2. BFS with Area Counter

Intuition

Same logic as DFS but using a queue. For each unvisited land cell, BFS floods the entire island while counting cells. This avoids Python’s recursion depth limit for large grids.

Algorithm

  1. For each unvisited land cell, start BFS, mark it visited immediately.
  2. Count cells dequeued per BFS run; update max_area.
  3. Return max_area.

Solution

from collections import deque

def maxAreaOfIsland(grid: list[list[int]]) -> int:
    rows, cols = len(grid), len(grid[0])
    max_area = 0

    for r in range(rows):
        for c in range(cols):
            if grid[r][c] == 1:
                area = 0
                queue = deque([(r, c)])
                grid[r][c] = 0
                while queue:
                    row, col = queue.popleft()
                    area += 1
                    for dr, dc in [(1,0),(-1,0),(0,1),(0,-1)]:
                        nr, nc = row + dr, col + dc
                        if 0 <= nr < rows and 0 <= nc < cols and grid[nr][nc] == 1:
                            grid[nr][nc] = 0
                            queue.append((nr, nc))
                max_area = max(max_area, area)

    return max_area


grid = [[1,1,0,0,0],[1,1,0,0,0],[0,0,0,1,1],[0,0,0,1,1]]
print(maxAreaOfIsland(grid))   # 4

print(maxAreaOfIsland([[1]]))  # 1

Complexity

  • Time: O(M * N)
  • Space: O(min(M, N)) — bounded by BFS frontier width

Common Pitfalls

Returning the wrong DFS result. In the DFS approach, each call returns 1 + sum of neighbors. Make sure to return 0 (not 1) for out-of-bounds or water cells — a water cell contributes nothing to area.

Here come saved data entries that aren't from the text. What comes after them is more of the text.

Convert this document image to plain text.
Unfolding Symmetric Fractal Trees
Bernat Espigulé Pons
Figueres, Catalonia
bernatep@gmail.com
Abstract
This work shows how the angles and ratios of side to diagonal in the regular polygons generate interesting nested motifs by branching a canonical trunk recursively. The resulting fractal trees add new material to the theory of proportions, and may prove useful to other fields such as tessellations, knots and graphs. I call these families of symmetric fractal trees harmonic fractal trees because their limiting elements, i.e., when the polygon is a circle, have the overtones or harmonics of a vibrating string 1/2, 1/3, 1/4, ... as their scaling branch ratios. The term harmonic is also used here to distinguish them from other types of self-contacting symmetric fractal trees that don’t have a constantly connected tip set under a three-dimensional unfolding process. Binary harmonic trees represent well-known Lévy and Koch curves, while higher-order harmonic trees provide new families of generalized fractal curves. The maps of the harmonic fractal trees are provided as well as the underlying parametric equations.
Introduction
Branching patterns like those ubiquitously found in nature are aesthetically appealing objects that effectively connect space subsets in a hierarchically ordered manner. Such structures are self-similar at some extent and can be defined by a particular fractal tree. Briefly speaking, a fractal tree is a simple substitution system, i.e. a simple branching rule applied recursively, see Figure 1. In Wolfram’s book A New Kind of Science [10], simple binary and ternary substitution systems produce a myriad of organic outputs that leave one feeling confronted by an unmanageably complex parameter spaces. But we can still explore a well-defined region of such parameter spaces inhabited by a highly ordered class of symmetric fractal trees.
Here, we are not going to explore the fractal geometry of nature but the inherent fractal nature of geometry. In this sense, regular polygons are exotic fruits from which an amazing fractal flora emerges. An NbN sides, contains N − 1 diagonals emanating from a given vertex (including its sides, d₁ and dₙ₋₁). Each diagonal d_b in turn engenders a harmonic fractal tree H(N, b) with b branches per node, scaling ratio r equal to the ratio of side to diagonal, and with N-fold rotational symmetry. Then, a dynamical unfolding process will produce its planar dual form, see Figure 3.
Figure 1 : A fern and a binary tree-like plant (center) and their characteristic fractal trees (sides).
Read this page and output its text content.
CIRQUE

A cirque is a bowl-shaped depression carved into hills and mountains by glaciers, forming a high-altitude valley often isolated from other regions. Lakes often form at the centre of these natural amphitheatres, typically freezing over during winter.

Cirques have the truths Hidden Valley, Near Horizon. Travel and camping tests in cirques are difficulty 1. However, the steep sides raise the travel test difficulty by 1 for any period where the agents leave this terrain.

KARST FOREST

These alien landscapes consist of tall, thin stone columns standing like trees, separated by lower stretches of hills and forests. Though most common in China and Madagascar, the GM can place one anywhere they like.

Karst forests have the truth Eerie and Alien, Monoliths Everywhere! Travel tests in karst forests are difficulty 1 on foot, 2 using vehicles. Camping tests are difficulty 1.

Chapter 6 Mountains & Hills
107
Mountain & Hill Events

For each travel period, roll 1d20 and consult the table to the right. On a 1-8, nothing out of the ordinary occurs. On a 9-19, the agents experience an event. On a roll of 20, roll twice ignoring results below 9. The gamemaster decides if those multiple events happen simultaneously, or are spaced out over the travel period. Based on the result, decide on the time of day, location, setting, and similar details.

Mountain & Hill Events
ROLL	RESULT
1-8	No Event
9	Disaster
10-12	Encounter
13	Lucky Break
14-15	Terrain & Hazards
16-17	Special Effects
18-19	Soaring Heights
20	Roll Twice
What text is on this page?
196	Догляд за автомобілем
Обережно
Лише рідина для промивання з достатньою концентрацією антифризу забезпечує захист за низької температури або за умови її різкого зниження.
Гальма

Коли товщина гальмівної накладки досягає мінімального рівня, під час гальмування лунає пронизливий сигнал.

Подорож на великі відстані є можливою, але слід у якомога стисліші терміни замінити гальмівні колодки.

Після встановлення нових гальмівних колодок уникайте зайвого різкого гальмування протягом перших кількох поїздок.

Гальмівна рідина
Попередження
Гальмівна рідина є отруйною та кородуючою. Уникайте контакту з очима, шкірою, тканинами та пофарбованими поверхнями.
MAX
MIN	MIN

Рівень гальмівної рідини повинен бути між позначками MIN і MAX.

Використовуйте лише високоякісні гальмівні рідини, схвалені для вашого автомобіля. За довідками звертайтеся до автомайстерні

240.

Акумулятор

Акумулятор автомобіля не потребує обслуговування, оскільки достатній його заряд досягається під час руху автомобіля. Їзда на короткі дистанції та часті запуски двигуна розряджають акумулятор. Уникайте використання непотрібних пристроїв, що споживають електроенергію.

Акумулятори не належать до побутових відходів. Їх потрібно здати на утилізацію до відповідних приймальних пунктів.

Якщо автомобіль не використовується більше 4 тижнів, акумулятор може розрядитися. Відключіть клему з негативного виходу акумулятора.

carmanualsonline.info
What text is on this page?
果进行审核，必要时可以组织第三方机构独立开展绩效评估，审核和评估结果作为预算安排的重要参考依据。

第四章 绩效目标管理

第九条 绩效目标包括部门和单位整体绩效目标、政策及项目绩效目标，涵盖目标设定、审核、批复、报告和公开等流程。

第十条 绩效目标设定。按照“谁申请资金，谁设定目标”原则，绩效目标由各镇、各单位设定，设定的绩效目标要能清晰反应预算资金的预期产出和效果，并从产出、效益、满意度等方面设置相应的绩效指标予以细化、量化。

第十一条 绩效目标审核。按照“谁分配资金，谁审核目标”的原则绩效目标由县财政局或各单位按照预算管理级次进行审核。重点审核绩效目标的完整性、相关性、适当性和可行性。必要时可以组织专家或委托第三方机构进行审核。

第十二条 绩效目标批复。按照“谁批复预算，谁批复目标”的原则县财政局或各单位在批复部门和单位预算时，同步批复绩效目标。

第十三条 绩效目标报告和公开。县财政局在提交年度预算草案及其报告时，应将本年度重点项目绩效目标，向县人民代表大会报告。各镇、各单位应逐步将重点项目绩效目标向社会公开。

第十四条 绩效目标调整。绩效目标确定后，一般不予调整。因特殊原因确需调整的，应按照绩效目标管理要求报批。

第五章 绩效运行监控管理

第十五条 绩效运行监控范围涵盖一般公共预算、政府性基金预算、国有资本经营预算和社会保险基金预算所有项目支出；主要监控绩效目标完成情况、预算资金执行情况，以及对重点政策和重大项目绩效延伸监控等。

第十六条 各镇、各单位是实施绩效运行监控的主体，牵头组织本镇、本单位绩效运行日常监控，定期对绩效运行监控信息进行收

Updating max_area before or after DFS. max_area = max(max_area, dfs(r, c)) is correct. If you call dfs first and store the result, that’s fine too — but don’t call dfs twice.

Forgetting the no-island case. The problem says to return 0 if there’s no island. Initializing max_area = 0 handles this correctly.